Security attributes:

  • HttpOnly: JS cannot read it, prevents XSS token theft
  • Secure: only sent over HTTPS
  • SameSite=Strict: prevents CSRF

localStorage

The most commonly used frontend storage, for persisting user preferences and cached data:

javascript
// Store (only supports strings, objects must be serialized)
localStorage.setItem("user", JSON.stringify({ name: "Alice", role: "admin" }));

// Read
const user = JSON.parse(localStorage.getItem("user"));

// Delete
localStorage.removeItem("user");
localStorage.clear(); // clear all

// Iterate all keys
for (let i = 0; i < localStorage.length; i++) {
  const key = localStorage.key(i);
  const value = localStorage.getItem(key);
}

A typed wrapper:

javascript
const storage = {
  set(key, value) {
    localStorage.setItem(key, JSON.stringify(value));
  },
  get(key, defaultValue = null) {
    try {
      const item = localStorage.getItem(key);
      return item ? JSON.parse(item) : defaultValue;
    } catch {
      return defaultValue;
    }
  },
  remove(key) {
    localStorage.removeItem(key);
  },
};

sessionStorage

Identical API to localStorage; the difference is data disappears when the tab is closed and is not shared across tabs.
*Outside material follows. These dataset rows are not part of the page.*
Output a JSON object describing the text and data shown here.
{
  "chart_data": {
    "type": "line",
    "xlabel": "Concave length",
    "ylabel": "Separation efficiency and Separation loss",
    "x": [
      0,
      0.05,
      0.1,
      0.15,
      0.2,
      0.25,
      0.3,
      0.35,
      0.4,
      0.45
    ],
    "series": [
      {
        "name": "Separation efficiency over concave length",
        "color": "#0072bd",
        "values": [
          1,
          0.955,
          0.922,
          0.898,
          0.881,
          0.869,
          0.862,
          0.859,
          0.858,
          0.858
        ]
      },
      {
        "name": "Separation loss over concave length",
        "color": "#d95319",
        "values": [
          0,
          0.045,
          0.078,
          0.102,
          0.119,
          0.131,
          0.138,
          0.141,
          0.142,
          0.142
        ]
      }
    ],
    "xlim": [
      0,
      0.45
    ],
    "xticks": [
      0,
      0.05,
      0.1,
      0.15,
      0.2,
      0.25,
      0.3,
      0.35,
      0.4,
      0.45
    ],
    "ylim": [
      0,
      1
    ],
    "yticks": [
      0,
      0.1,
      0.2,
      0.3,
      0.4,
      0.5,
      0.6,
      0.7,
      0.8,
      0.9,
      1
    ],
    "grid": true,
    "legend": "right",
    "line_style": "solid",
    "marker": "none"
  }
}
Good for: form drafts, intermediate state in multi-step wizards.

IndexedDB

A true client-side database for large amounts of structured data. The native API is quite verbose:

javascript
// Open database
const request = indexedDB.open("myDB", 1);

request.onupgradeneeded = (event) => {
  const db = event.target.result;
  // Create object store (like a table)
  const store = db.createObjectStore("users", { keyPath: "id" });
  store.createIndex("name", "name", { unique: false });
};

request.onsuccess = (event) => {
  const db = event.target.result;

  // Write
  const tx = db.transaction("users", "readwrite");
  tx.objectStore("users").add({ id: 1, name: "Alice", age: 25 });

  // Read
  const readTx = db.transaction("users", "readonly");
  const getRequest = readTx.objectStore("users").get(1);
  getRequest.onsuccess = () => console.log(getRequest.result);
};

The native API involves deeply nested callbacks. The idb library wraps it with Promises:

javascript
import { openDB } from "idb";

const db = await openDB("myDB", 1, {
  upgrade(db) {
    db.createObjectStore("users", { keyPath: "id" });
  },
});

// Write
await db.put("users", { id: 1, name: "Alice" });

// Read
const user = await db.get("users", 1);

Selection Guide

  • Server needs to read it (e.g. session token) → Cookie (with HttpOnly)
  • Small user preferences/config (theme, language) → localStorage
  • Temporary form state → sessionStorage
  • Offline cache of large amounts of data (article lists, image metadata) → IndexedDB
  • Large file storage (audio/video) → Cache API (PWA scenarios)

Summary

localStorage is sufficient for most cases. Remember to serialize/deserialize, and add try/catch (writing to localStorage in private browsing mode throws an exception).